Gleeful shouts and high fives are exchanged among the volunteers. “This is the essence of being a toucan warrior,” Jones explains. The group already knows that this juvenile won’t be helpful for the study, which only involves adult birds. But catching even the wrong toucan is undeniably satisfying.
The small toucan struggles to free itself from the net, and becomes even more tangled. It flails and rests, flails and rests, and its buddies all line up on nearby branches. One by one, the birds attempt to enter their hole, and one by one, they too land in the net.
Something’s wrong, though. After a second or two of struggle, the birds are able to free themselves. In some cases, they just bounce off. After multiple attempts to enter the cavity, the birds give up, and follow their enormous beaks out of the trees and over the CATIE housing. “Turn around. Turn around. Don’t do that!” Jones tells the birds.
It’s useless, though. The toucans are gone.
With a pulley system, the volunteers bring down the one still-ensnared juvenile toucan. Jones places his hand gingerly on the underside of the bird, and DiSciollo sticks the finger of a yellow gardening glove in its beak to prevent it from biting the volunteers.
Jones works the net methodically, and soon the bird’s wings and feet are disentangled. Jones lifts the net over the bird’s head like a parent removing a T-shirt from a toddler.
The jarred bird flies erratically out of Jones’s arms and lands on DiSciollo’s pants. Then the ground. Finally it makes it back into a nearby tree. Jones and the volunteers aren’t thrilled about tormenting a bird so small and helpless. But as in war, there are often unpleasant things that must be done to serve the greater mission.

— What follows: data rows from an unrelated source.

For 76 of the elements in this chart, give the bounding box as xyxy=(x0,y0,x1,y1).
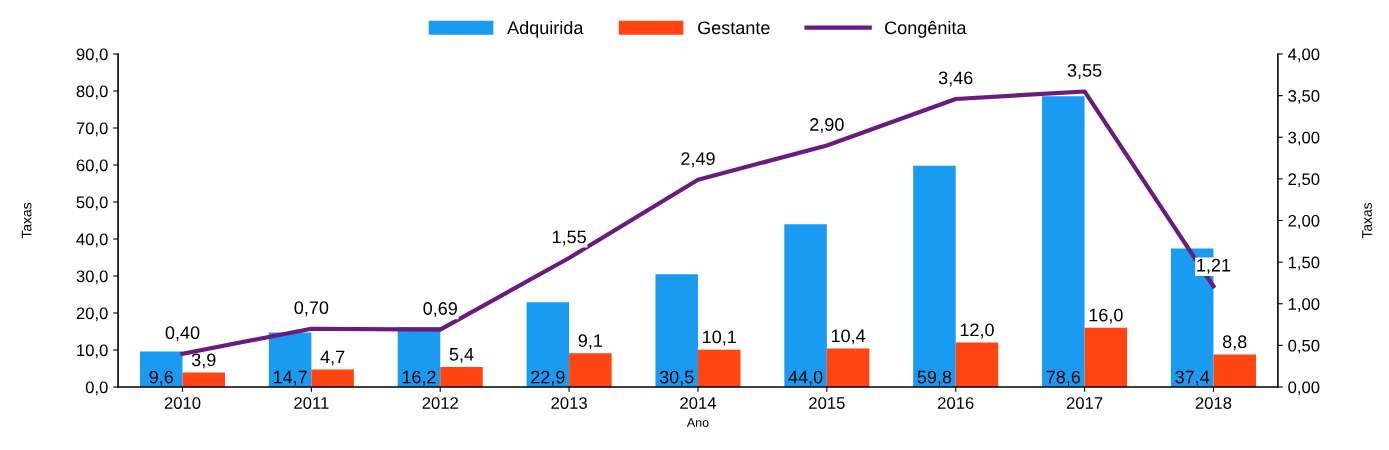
bar xyxy=(139,351,183,387)
bar xyxy=(955,342,999,387)
x-tick-label: 2012 xyxy=(422,397,458,409)
y2-tick-label: 2,00 xyxy=(1288,214,1320,229)
x-tick-label: 2015 xyxy=(809,397,845,409)
bar xyxy=(826,348,870,387)
bar xyxy=(697,349,741,387)
bar xyxy=(311,369,354,387)
x-tick-label: 2017 xyxy=(1066,397,1103,409)
bar xyxy=(655,274,698,387)
x-tick-label: 2013 xyxy=(551,397,587,409)
bar xyxy=(913,165,956,387)
data-label: 2,49 xyxy=(681,152,715,168)
data-label: 22,9 xyxy=(531,370,565,386)
bar xyxy=(569,353,612,387)
data-label: 59,8 xyxy=(917,370,952,386)
data-label: 3,9 xyxy=(191,353,216,369)
data-label: 12,0 xyxy=(960,323,994,339)
y2-tick-label: 4,00 xyxy=(1287,48,1320,63)
data-label: 16,2 xyxy=(402,370,436,386)
y2-tick-label: 1,50 xyxy=(1288,256,1320,271)
y-tick-label: 30,0 xyxy=(76,270,108,285)
data-label: 5,4 xyxy=(449,348,474,363)
data-label: 1,21 xyxy=(1197,258,1231,274)
y-tick-label: 70,0 xyxy=(76,122,108,137)
y2-tick-label: 0,00 xyxy=(1288,381,1320,396)
y2-tick-label: 2,50 xyxy=(1288,173,1320,188)
y-tick-label: 50,0 xyxy=(76,196,108,211)
bar xyxy=(1084,327,1128,387)
data-label: 44,0 xyxy=(788,370,823,386)
bar xyxy=(440,367,483,387)
y-tick-label: 90,0 xyxy=(76,48,108,63)
data-label: 16,0 xyxy=(1089,308,1123,324)
y2-axis-title: Taxas xyxy=(1362,202,1372,239)
bar xyxy=(1042,96,1085,387)
y-tick-label: 10,0 xyxy=(77,344,108,359)
y2-tick-label: 0,50 xyxy=(1288,339,1320,354)
x-tick-label: 2014 xyxy=(680,397,717,409)
legend-label: Congênita xyxy=(885,20,967,38)
y2-tick-label: 1,00 xyxy=(1288,298,1320,312)
data-label: 2,90 xyxy=(810,118,844,134)
bar xyxy=(526,302,570,387)
legend-label: Adquirida xyxy=(507,20,584,38)
data-label: 1,55 xyxy=(552,230,586,246)
x-tick-label: 2011 xyxy=(294,397,329,409)
y-tick-label: 80,0 xyxy=(76,85,108,100)
legend-label: Gestante xyxy=(698,21,770,35)
data-label: 10,1 xyxy=(703,330,736,346)
bar xyxy=(182,372,226,387)
y-tick-label: 20,0 xyxy=(76,307,108,322)
x-tick-label: 2010 xyxy=(164,397,201,409)
data-label: 14,7 xyxy=(273,370,307,386)
data-label: 78,6 xyxy=(1046,370,1081,386)
y2-tick-label: 3,00 xyxy=(1288,131,1320,146)
data-label: 3,46 xyxy=(938,71,973,87)
data-label: 4,7 xyxy=(320,350,345,366)
y-tick-label: 0,0 xyxy=(85,381,108,396)
data-label: 30,5 xyxy=(659,370,694,386)
data-label: 9,6 xyxy=(149,370,173,386)
data-label: 10,4 xyxy=(831,329,866,345)
x-tick-label: 2016 xyxy=(938,397,974,409)
data-label: 0,69 xyxy=(423,302,457,318)
data-label: 3,55 xyxy=(1067,64,1102,79)
y-tick-label: 40,0 xyxy=(76,233,108,248)
data-label: 0,40 xyxy=(165,326,200,342)
y-tick-label: 60,0 xyxy=(76,159,108,174)
data-label: 9,1 xyxy=(578,334,603,350)
data-label: 37,4 xyxy=(1175,370,1210,386)
x-tick-label: 2018 xyxy=(1195,397,1232,409)
bar xyxy=(784,224,827,387)
y2-tick-label: 3,50 xyxy=(1288,90,1320,104)
x-axis-title: Ano xyxy=(686,418,709,427)
y-axis-title: Taxas xyxy=(21,202,32,239)
data-label: 8,8 xyxy=(1222,335,1247,351)
bar xyxy=(1213,354,1256,387)
data-label: 0,70 xyxy=(294,301,329,317)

Plenty of research exists on seed dispersal, but Jones’ study is the first to look at its use in fragmented habitats, or forestlands that have been partially cleared for agriculture use. Wildlife biologists are becoming increasingly interested in the potential for wildlife preservation within these mixed habitats, according to Fabrice De Clerck, a program leader with Biodiversity International in Rome.

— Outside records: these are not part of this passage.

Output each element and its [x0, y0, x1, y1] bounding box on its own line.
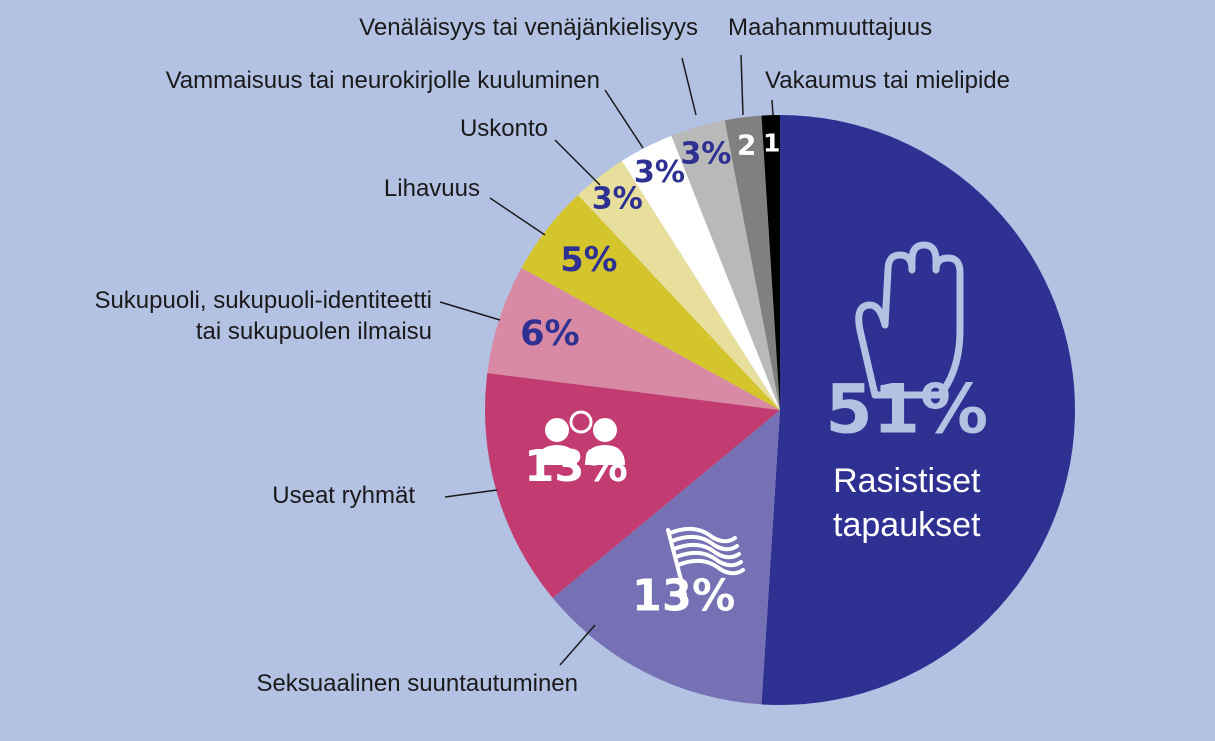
- value-label: 3%: [680, 137, 731, 172]
- leader-line: [771, 99, 774, 116]
- category-label: Useat ryhmät: [272, 482, 415, 509]
- flag-stripe: [670, 534, 739, 552]
- person-head: [545, 418, 569, 442]
- category-label: Uskonto: [459, 115, 548, 142]
- value-label: 5%: [560, 240, 617, 279]
- flag-stripe: [668, 526, 737, 544]
- hand-outline: [855, 241, 964, 399]
- pie-slice: [724, 115, 780, 410]
- hand-icon: [855, 241, 964, 399]
- value-label: 1: [763, 129, 780, 158]
- category-label: Maahanmuuttajuus: [728, 14, 933, 41]
- pie-slice: [552, 410, 780, 705]
- leader-line: [740, 54, 744, 116]
- category-label: Seksuaalinen suuntautuminen: [256, 670, 578, 697]
- flag-stripe: [674, 550, 743, 568]
- person-body: [537, 445, 577, 465]
- person-head: [569, 410, 593, 434]
- leader-line: [489, 197, 546, 236]
- leader-line: [444, 489, 498, 498]
- category-label: Sukupuoli, sukupuoli-identiteetti tai su…: [94, 287, 432, 345]
- leader-line: [604, 89, 644, 149]
- pie-slice: [621, 135, 780, 410]
- people-icon: [537, 410, 625, 465]
- flag-icon: [666, 526, 745, 597]
- value-label: 2: [737, 129, 756, 162]
- pie-slice: [761, 115, 780, 410]
- value-label: 6%: [520, 313, 580, 354]
- person-body: [585, 445, 625, 465]
- pie-slice: [761, 115, 1076, 705]
- value-label: 3%: [592, 182, 643, 217]
- flag-stripe: [672, 542, 741, 560]
- category-label: Vakaumus tai mielipide: [765, 67, 1011, 94]
- flag-stripe: [676, 558, 745, 576]
- leader-line: [554, 139, 601, 186]
- category-label: Lihavuus: [383, 175, 480, 202]
- leader-line: [681, 57, 697, 116]
- pie-slice: [671, 120, 780, 411]
- pie-slice: [487, 267, 780, 410]
- pie-slice: [521, 194, 780, 410]
- category-label: Rasistiset tapaukset: [833, 461, 981, 544]
- leader-line: [559, 624, 596, 666]
- leader-line: [439, 301, 501, 321]
- category-label: Venäläisyys tai venäjänkielisyys: [359, 14, 698, 41]
- value-label: 13%: [632, 572, 735, 622]
- category-label: Vammaisuus tai neurokirjolle kuuluminen: [165, 67, 600, 94]
- pie-slice: [578, 160, 780, 410]
- value-label: 3%: [634, 155, 685, 190]
- person-head: [593, 418, 617, 442]
- value-label: 51%: [825, 371, 988, 450]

“In the past, most conservation biologists focused on protected areas, such as national parks,” he said. “Now some are also trying to understand how we can incorporate natural, forested corridors to promote both the conversation of wildlife and sustainable farming.”
De Clerck has served as a mentor to Jones in his research at CATIE, and he’s optimistic about the potential for the toucan study, which he described as “sophisticated.” Not only will the study track and record the behavior of toucans in the wild, but it will also gather data on how frequently they regurgitate seeds in captivity. Jones will then return to Louisiana to create a computer model that will display the toucan’s contribution to reforestation.

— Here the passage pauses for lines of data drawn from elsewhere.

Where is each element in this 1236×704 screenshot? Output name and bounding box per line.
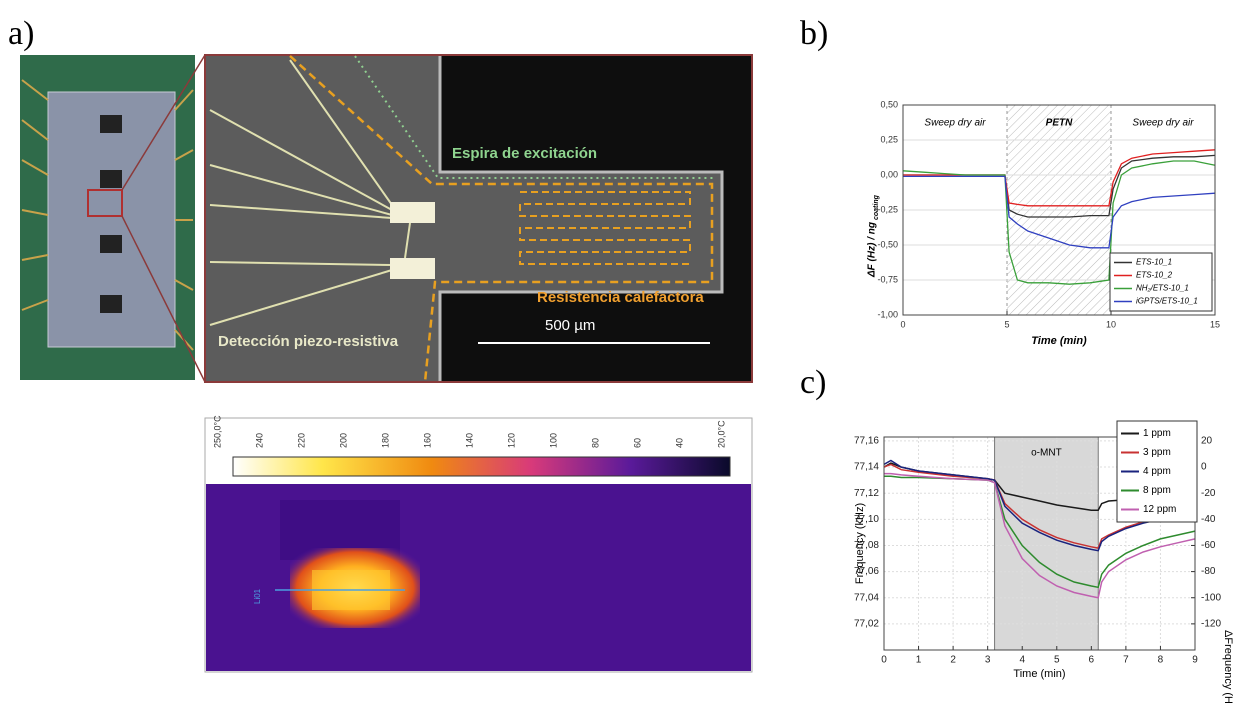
- y2-tick-label: 0: [1201, 462, 1207, 473]
- series-line: [884, 475, 1196, 589]
- y-tick-label: 0,00: [880, 169, 898, 179]
- colorbar-label: 20,0°C: [716, 420, 726, 448]
- legend-label: 3 ppm: [1143, 447, 1171, 458]
- y-tick-label: -0,50: [877, 239, 898, 249]
- chip-photo: [20, 54, 206, 383]
- legend-label: 12 ppm: [1143, 504, 1176, 515]
- x-axis-label: Time (min): [1031, 335, 1087, 347]
- chart: 77,02 77,04 77,06 77,08 77,10 77,12 77,14 77,16…: [854, 420, 1234, 704]
- colorbar-label: 200: [338, 433, 348, 448]
- colorbar-label: 220: [296, 433, 306, 448]
- y-tick-label: -0,75: [877, 274, 898, 284]
- y2-tick-label: -100: [1201, 592, 1221, 603]
- y2-tick-label: 20: [1201, 436, 1213, 447]
- colorbar-label: 160: [422, 433, 432, 448]
- colorbar-label: 180: [380, 433, 390, 448]
- label: Resistencia calefactora: [537, 289, 704, 306]
- y2-tick-label: -80: [1201, 566, 1216, 577]
- x-tick-label: 0: [881, 655, 887, 666]
- y-tick-label: 77,04: [854, 592, 879, 603]
- legend-label: iGPTS/ETS-10_1: [1136, 297, 1198, 306]
- series-line: [903, 175, 1216, 249]
- colorbar-label: 250,0°C: [212, 415, 222, 448]
- colorbar-label: 40: [674, 438, 684, 448]
- panel-label: c): [800, 364, 826, 401]
- line-label: Li01: [253, 588, 262, 604]
- annotation: o-MNT: [1031, 448, 1062, 459]
- panel-label: a): [8, 15, 34, 52]
- thermal-image: Li01 250,0°C 240 220 200 180 160 140 120 100 80 60…: [204, 415, 753, 673]
- y-axis-label: ΔF (Hz) / ng: [867, 222, 878, 278]
- colorbar-label: 120: [506, 433, 516, 448]
- series-line: [902, 160, 1216, 285]
- legend-label: 8 ppm: [1143, 485, 1171, 496]
- colorbar-label: 80: [590, 438, 600, 448]
- x-tick-label: 10: [1106, 319, 1116, 329]
- y-tick-label: 77,12: [854, 488, 879, 499]
- x-tick-label: 7: [1123, 655, 1129, 666]
- legend-label: NH₂/ETS-10_1: [1136, 284, 1189, 293]
- y-tick-label: 77,10: [854, 514, 879, 525]
- legend-label: 1 ppm: [1143, 428, 1171, 439]
- x-tick-label: 1: [916, 655, 922, 666]
- y-axis-label: Frequency (kHz): [854, 503, 866, 584]
- x-tick-label: 9: [1192, 655, 1198, 666]
- annotation: Sweep dry air: [1132, 118, 1194, 129]
- legend-label: 4 ppm: [1143, 466, 1171, 477]
- x-tick-label: 8: [1158, 655, 1164, 666]
- colorbar-label: 60: [632, 438, 642, 448]
- y-tick-label: 0,25: [880, 134, 898, 144]
- y-tick-label: 0,50: [880, 99, 898, 109]
- colorbar-label: 140: [464, 433, 474, 448]
- legend-label: ETS-10_1: [1136, 258, 1172, 267]
- colorbar-label: 100: [548, 433, 558, 448]
- y2-tick-label: -40: [1201, 514, 1216, 525]
- x-tick-label: 2: [950, 655, 956, 666]
- y-tick-label: -1,00: [877, 309, 898, 319]
- scale-bar-label: 500 µm: [545, 317, 595, 334]
- plot-frame: [883, 436, 1196, 651]
- annotation: Sweep dry air: [924, 118, 986, 129]
- x-tick-label: 4: [1019, 655, 1025, 666]
- panel-label: b): [800, 15, 828, 52]
- annotation: PETN: [1046, 118, 1073, 129]
- y-axis-label-sub: coating: [873, 194, 880, 220]
- label: Espira de excitación: [452, 145, 597, 162]
- y2-tick-label: -60: [1201, 540, 1216, 551]
- y2-tick-label: -120: [1201, 619, 1221, 630]
- y-tick-label: 77,16: [854, 436, 879, 447]
- x-tick-label: 3: [985, 655, 991, 666]
- y-tick-label: 77,06: [854, 566, 879, 577]
- y-tick-label: 77,14: [854, 462, 879, 473]
- y-tick-label: 77,08: [854, 540, 879, 551]
- x-tick-label: 15: [1210, 319, 1220, 329]
- x-tick-label: 5: [1004, 319, 1009, 329]
- micrograph: Espira de excitación Resistencia calefac…: [204, 54, 753, 383]
- x-tick-label: 6: [1089, 655, 1095, 666]
- plot-frame: [902, 104, 1216, 316]
- colorbar-label: 240: [254, 433, 264, 448]
- series-line: [883, 459, 1196, 552]
- legend-label: ETS-10_2: [1136, 271, 1173, 280]
- chart: -1,00 -0,75 -0,50 -0,25 0,00 0,25 0,50 0 5 10 15 Sw…: [867, 99, 1220, 347]
- legend-box: [1116, 420, 1198, 523]
- y-tick-label: -0,25: [877, 204, 898, 214]
- x-tick-label: 5: [1054, 655, 1060, 666]
- x-tick-label: 0: [900, 319, 905, 329]
- charts: -1,00-0,75-0,50-0,250,000,250,500 5 10 15Sw…: [854, 99, 1234, 704]
- label: Detección piezo-resistiva: [218, 333, 399, 350]
- series-line: [884, 472, 1196, 599]
- y2-tick-label: -20: [1201, 488, 1216, 499]
- x-axis-label: Time (min): [1013, 668, 1065, 680]
- series-line: [883, 463, 1196, 549]
- shaded-region: [994, 436, 1099, 651]
- y-tick-label: 77,02: [854, 619, 879, 630]
- y2-axis-label: ΔFrequency (Hz): [1222, 630, 1234, 704]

“[Jones’] work will provide a better picture of how the behavior of the seed dispersers influences the establishment of different plants across a landscape,” says Paul Leberg, a conservation biologist and professor at the University of Louisiana, Lafayette. “Understanding this process could assist in the reforestation of disturbed habitats.”
For the time being, though, Jones remains humble about his own project and realistic about the challenges of studying animals in the wild. He feels lucky to be doing his work in another place with so many interesting birds.
Overhead, vultures circle and white cattle egrets dart past sprawling treetops. Parrots and parakeets chatter from clusters of branches, and Jones points at one in particular. “Crimson-fronted parakeet,” he says. On days like this, when he’s at work with his volunteers in nature, attempting to catch wild toucans, he marvels at how well things have worked out.
“I’m doing exactly what I want to do,” he says. “And I live in Costa Rica.”